Diante da importância de manter viva a cultura popular brasileira, André Pacano dá andamento em seu mais novo projeto literário, que promete trazer o folclore para o centro de uma saga épica contemporânea. “A Lenda: A Origem dos Guardiões” é o primeiro volume de uma saga épica inspirada no folclore brasileiro. Nela, Saci, Curupira e Iara se unem como guardiões da natureza, cada um representando os elementos ar, terra e água, em uma luta contra forças que ameaçam o equilíbrio do planeta. A narrativa mistura ação, magia e aventura, enquanto metáforas sobre as crises ambientais, como queimadas e aquecimento global, se entrelaçam com lendas ancestrais e cenários que percorrem biomas e regiões do Brasil.

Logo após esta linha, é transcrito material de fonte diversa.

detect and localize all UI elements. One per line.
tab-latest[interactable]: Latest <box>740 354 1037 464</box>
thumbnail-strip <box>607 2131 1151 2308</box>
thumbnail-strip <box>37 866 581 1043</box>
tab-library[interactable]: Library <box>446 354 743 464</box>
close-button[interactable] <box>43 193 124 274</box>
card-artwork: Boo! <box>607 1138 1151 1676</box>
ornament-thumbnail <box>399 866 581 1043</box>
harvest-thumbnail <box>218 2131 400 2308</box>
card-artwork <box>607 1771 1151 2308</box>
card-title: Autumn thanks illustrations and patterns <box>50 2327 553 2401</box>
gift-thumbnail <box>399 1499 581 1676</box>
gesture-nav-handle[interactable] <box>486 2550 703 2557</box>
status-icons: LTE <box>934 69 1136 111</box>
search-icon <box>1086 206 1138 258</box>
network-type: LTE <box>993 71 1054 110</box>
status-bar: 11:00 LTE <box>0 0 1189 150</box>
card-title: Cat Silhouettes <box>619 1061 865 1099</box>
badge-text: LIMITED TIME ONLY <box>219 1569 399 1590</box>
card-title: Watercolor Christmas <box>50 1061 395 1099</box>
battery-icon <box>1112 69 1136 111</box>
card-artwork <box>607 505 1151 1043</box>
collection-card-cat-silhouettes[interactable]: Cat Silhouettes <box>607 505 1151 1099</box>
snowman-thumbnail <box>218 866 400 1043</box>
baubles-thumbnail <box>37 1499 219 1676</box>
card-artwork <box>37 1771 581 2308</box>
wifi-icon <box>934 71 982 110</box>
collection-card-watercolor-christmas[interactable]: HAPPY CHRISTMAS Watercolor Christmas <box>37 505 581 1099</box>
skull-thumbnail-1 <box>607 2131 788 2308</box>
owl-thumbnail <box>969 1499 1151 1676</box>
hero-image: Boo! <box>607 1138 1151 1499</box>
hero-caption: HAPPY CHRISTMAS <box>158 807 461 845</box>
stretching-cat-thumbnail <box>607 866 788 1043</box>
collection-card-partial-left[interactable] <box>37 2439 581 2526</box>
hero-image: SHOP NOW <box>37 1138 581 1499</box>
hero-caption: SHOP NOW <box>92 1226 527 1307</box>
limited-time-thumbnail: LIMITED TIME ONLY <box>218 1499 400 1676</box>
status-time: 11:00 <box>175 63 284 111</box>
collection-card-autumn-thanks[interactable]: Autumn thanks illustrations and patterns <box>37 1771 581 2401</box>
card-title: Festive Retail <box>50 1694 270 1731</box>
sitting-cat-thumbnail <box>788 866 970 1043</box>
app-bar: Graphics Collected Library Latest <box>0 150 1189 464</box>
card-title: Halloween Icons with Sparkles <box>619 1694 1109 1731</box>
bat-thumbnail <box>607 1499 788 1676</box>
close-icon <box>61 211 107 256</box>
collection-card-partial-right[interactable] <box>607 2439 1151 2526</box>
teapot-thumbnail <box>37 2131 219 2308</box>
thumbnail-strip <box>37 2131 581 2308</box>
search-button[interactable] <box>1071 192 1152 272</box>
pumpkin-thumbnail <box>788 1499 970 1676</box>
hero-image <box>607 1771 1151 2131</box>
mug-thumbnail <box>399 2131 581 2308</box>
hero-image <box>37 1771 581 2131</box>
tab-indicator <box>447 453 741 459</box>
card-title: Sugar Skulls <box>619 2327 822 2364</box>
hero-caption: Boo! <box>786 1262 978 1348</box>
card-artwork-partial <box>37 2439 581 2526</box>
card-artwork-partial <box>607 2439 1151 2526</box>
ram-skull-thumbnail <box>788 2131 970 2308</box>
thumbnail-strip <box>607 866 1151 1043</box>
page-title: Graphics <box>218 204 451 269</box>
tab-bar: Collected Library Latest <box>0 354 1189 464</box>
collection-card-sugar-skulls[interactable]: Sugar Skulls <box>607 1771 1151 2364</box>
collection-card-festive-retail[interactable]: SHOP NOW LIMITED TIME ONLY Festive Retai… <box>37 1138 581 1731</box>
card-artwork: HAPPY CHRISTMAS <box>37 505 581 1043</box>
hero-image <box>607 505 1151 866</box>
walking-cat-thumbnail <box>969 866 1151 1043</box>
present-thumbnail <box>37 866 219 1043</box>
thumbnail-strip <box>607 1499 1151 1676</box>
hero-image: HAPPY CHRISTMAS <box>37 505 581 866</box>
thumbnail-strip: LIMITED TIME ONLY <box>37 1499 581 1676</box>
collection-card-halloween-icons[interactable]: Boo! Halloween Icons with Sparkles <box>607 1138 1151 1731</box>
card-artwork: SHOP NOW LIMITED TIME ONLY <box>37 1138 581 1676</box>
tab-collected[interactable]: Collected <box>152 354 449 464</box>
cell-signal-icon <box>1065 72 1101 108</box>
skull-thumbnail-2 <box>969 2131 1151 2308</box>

A obra foi contemplada pelo PROAC, programa de incentivo à cultura do Estado de São Paulo, e terá seu lançamento previsto para outubro. O evento promete celebrar não apenas a literatura fantástica, mas também a valorização do folclore e da cultura brasileira. Além de São Paulo, o autor planeja encontros em cidades como São Miguel, Itapetininga e Sorocaba, ampliando o alcance dessa saga que une mitologia, história, geografia e reflexões atuais sobre a preservação ambiental.